The Fairfax County Police Department uses special cameras to snap pictures of license plates, most frequently used in cases of a stolen vehicle. The photos are added to a statewide database called LPR. But effective Monday, officers are no longer able to use it.
The photos may be matched to a missing or stolen vehicle. They may not be matched at all, and sit in the system for 364 days.
A Fairfax County judge ruled the Fairfax County police officers can’t use LPR, because this “passive use” is not permissible under a driver’s constitutional right to privacy.
Ed Rosenthal represented the American Civil Liberties Union, which led this case after it returned to the county from the Virginia Supreme Court. “The collection was appropriate and the storage of information they obtained might be appropriate if it’s directly related to an actual investigation; in other words, some reason to suspect that it’s actually connected to it,” said Rosenthal.
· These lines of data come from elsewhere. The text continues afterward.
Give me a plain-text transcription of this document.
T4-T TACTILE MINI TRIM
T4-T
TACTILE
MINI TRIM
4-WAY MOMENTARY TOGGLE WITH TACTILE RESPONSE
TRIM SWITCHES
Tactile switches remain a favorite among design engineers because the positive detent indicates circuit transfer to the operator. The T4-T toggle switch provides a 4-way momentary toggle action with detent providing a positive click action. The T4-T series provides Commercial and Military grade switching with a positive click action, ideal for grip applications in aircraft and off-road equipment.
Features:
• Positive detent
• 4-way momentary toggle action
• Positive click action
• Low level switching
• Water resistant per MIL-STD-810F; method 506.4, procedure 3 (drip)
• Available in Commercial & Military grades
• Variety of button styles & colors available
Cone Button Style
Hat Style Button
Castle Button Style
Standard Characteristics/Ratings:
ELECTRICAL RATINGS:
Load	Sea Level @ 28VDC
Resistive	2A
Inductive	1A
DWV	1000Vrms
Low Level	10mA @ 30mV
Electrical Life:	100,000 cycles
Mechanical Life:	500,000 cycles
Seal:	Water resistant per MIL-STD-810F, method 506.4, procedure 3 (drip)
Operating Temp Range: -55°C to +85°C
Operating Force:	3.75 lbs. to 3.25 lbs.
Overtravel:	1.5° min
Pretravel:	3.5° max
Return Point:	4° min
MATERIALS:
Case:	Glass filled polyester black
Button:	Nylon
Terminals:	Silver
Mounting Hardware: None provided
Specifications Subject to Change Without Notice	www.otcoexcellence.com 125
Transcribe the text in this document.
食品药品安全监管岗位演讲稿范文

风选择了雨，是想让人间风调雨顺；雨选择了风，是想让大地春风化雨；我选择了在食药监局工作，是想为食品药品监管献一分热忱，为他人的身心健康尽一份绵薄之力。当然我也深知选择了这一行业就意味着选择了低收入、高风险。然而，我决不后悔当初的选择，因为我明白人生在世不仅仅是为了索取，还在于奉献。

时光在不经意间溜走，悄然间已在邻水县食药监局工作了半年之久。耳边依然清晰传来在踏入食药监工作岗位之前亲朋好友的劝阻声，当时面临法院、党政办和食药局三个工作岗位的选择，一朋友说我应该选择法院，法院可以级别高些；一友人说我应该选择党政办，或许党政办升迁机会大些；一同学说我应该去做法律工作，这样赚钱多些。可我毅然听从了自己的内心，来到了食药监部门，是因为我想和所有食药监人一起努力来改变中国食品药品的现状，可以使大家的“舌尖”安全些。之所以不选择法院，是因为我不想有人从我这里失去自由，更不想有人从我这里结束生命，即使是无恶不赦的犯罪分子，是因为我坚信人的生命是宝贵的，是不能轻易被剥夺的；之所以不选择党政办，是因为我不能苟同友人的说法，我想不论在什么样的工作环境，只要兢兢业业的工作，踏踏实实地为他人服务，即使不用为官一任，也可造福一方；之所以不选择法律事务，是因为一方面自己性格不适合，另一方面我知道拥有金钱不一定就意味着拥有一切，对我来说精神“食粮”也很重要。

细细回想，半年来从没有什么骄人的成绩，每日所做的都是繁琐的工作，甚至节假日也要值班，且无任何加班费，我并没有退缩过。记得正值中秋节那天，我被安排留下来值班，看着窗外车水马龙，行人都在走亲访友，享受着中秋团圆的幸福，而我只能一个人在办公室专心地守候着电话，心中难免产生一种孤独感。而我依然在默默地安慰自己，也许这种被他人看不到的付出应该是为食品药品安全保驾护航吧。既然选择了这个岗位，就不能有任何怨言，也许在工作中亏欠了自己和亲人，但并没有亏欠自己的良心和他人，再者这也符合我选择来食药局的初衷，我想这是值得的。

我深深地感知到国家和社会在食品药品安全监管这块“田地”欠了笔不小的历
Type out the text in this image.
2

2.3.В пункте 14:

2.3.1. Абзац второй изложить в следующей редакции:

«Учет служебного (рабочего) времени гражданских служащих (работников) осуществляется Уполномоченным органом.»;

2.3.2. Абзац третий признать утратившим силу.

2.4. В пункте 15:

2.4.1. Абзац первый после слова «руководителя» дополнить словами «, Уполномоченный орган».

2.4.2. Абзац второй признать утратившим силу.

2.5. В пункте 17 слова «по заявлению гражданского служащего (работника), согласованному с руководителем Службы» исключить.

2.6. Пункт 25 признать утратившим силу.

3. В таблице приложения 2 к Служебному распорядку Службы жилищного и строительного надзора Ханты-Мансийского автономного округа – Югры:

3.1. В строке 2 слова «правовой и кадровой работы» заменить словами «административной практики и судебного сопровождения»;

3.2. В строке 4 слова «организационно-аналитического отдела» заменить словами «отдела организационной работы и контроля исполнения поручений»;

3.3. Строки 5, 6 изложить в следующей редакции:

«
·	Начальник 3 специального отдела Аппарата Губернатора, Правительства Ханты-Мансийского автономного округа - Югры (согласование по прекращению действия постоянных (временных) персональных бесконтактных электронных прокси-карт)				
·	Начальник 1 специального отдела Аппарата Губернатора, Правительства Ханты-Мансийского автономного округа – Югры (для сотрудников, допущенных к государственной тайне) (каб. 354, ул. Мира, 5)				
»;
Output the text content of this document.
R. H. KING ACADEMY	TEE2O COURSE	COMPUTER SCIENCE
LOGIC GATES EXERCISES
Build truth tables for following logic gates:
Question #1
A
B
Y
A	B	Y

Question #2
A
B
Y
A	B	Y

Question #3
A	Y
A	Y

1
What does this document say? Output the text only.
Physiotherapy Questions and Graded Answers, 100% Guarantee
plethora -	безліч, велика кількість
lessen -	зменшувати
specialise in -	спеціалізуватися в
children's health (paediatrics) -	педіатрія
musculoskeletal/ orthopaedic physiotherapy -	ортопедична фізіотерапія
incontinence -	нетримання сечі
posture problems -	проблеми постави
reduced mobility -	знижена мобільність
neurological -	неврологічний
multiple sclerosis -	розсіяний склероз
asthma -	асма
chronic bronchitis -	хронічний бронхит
The danger in storing data, said Rosenthal, is just how much data your license plate reveals. Just one photo reveals your name, your birthday, address, and social security number.
If an officer is curious, they can even track where you drive.
“The more time it is stored and kept the more likely it is that someone within the organization is going to misuse it; either innocently or for an improper purpose,” said Rosenthal.
But Police Chief Edwin C. Roessler says there are measures in place to prevent such tampering. Roessler says the database is only accessible through thumbprint recognition. “The passive collection of data for us is not used for curiosity. The policy strictly prohibits the mere curiosity and I will terminate someone for violating that policy,” said Roessler.
Roessler is working to appeal the ruling, with concerns about how it might affect body and dash cam footage that might include a license plate tag.
“We would have to purge the data immediately and we would have no recourse to go back into the system to detect whether or not a criminal was in and around the area,” said Roessler.
While there’s a chance for this case to be appealed, there’s also a chance for it to return to the Virginia Supreme Court. If it passes, this measure will take effect statewide. Roessler says it will have a “domino effect” on the rate in which crime is solved.